Lila had no idea who Ronda Rousey was, either. The only unusually physically strong woman she knew from these parts was Vanessa Lampley, who supplemented her income at the prison with competitive arm-wrestling. “You know these parts…”

“Well, not like the back of my hand, but I know em a-country fair,” he agreed, tamping the fresh load in his pipe with a nicotine-yellowed thumb.

“That woman had to get here somehow, and I doubt if she walked. Can you think of anyplace she might have parked a car? Somewhere off the road?”

Willy set a match to his pipe and considered. “Well, you know what? The Appalachian Power Company lines go through about half a mile yonder.” He pointed up the hill in the direction of the meth shed. “Run all the way to Bridger County. Someone with a four-wheel drive might could get into that cut from Pennyworth Lane, though I wouldn’t try it in any vehicle I’d paid for myself.” He glanced up at the sun. “Time for me to roll. If I hurry back to the station, I’ll be in time for Dr. Phil.”

2

There was nothing to see in the trailer that Terry Coombs and Roger Elway would not have already photographed, and nothing which might have helped to place Evie Black at the scene. No purse, no wallet.

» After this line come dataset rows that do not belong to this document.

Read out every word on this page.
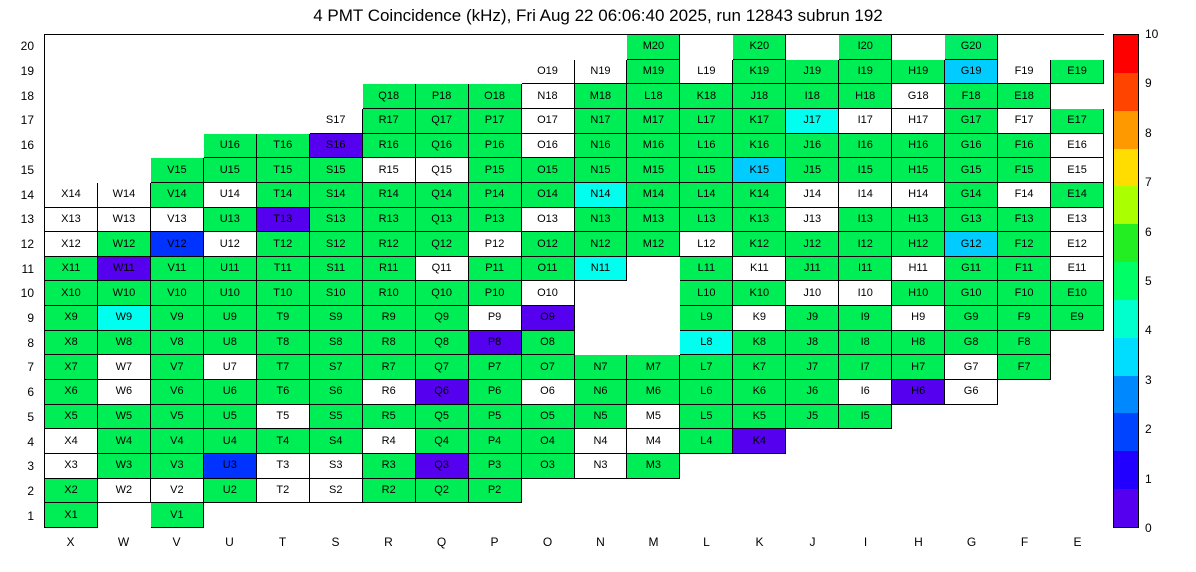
4 PMT Coincidence (kHz), Fri Aug 22 06:06:40 2025, run 12843 subrun 192
20
19
18
17
16
15
14
13
12
11
10
9
8
7
6
5
4
3
2
1
M20	K20	I20	G20
O19	N19	M19	L19	K19	J19	I19	H19	G19	F19	E19
Q18	P18	O18	N18	M18	L18	K18	J18	I18	H18	G18	F18	E18
S17	R17	Q17	P17	O17	N17	M17	L17	K17	J17	I17	H17	G17	F17	E17
U16	T16	S16	R16	Q16	P16	O16	N16	M16	L16	K16	J16	I16	H16	G16	F16	E16
V15	U15	T15	S15	R15	Q15	P15	O15	N15	M15	L15	K15	J15	I15	H15	G15	F15	E15
X14	W14	V14	U14	T14	S14	R14	Q14	P14	O14	N14	M14	L14	K14	J14	I14	H14	G14	F14	E14
X13	W13	V13	U13	T13	S13	R13	Q13	P13	O13	N13	M13	L13	K13	J13	I13	H13	G13	F13	E13
X12	W12	V12	U12	T12	S12	R12	Q12	P12	O12	N12	M12	L12	K12	J12	I12	H12	G12	F12	E12
X11	W11	V11	U11	T11	S11	R11	Q11	P11	O11	N11	L11	K11	J11	I11	H11	G11	F11	E11
X10	W10	V10	U10	T10	S10	R10	Q10	P10	O10	L10	K10	J10	I10	H10	G10	F10	E10
X9	W9	V9	U9	T9	S9	R9	Q9	P9	O9	L9	K9	J9	I9	H9	G9	F9	E9
X8	W8	V8	U8	T8	S8	R8	Q8	P8	O8	L8	K8	J8	I8	H8	G8	F8
X7	W7	V7	U7	T7	S7	R7	Q7	P7	O7	N7	M7	L7	K7	J7	I7	H7	G7	F7
X6	W6	V6	U6	T6	S6	R6	Q6	P6	O6	N6	M6	L6	K6	J6	I6	H6	G6
X5	W5	V5	U5	T5	S5	R5	Q5	P5	O5	N5	M5	L5	K5	J5	I5
X4	W4	V4	U4	T4	S4	R4	Q4	P4	O4	N4	M4	L4	K4
X3	W3	V3	U3	T3	S3	R3	Q3	P3	O3	N3	M3
X2	W2	V2	U2	T2	S2	R2	Q2	P2
X1	V1
X	W	V	U	T	S	R	Q	P	O	N	M	L	K	J	I	H	G	F	E
0
1
2
3
4
5
6
7
8
9
10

Lila wandered through the wreckage until she heard the sound of Willy’s pickup rattling down to the main highway. Then she crossed the relic-laden gravel in front of the trailer, ducked under the yellow tape, and walked back to the meth shed.

Half a mile yonder, Willy had said, and although the overgrowth was too thick for Lila to see the power pylons from where she was standing (and wishing for an air mask; the reek of chemicals was still strong), she could hear the steady bzzz they made as they carried their high-voltage load to the homes and businesses of this little corner of the Tri-Counties. People who lived near those pylons claimed they caused cancer, and from what Lila had read in the papers there was some convincing evidence. What about the sludge from the strip mines and the holding ponds that had polluted the ground water, though? Maybe one of those was the culprit. Or was it a kind of poison casserole, the various man-made spices combining into various flavorful illnesses, cancers, lung diseases, and chronic headaches?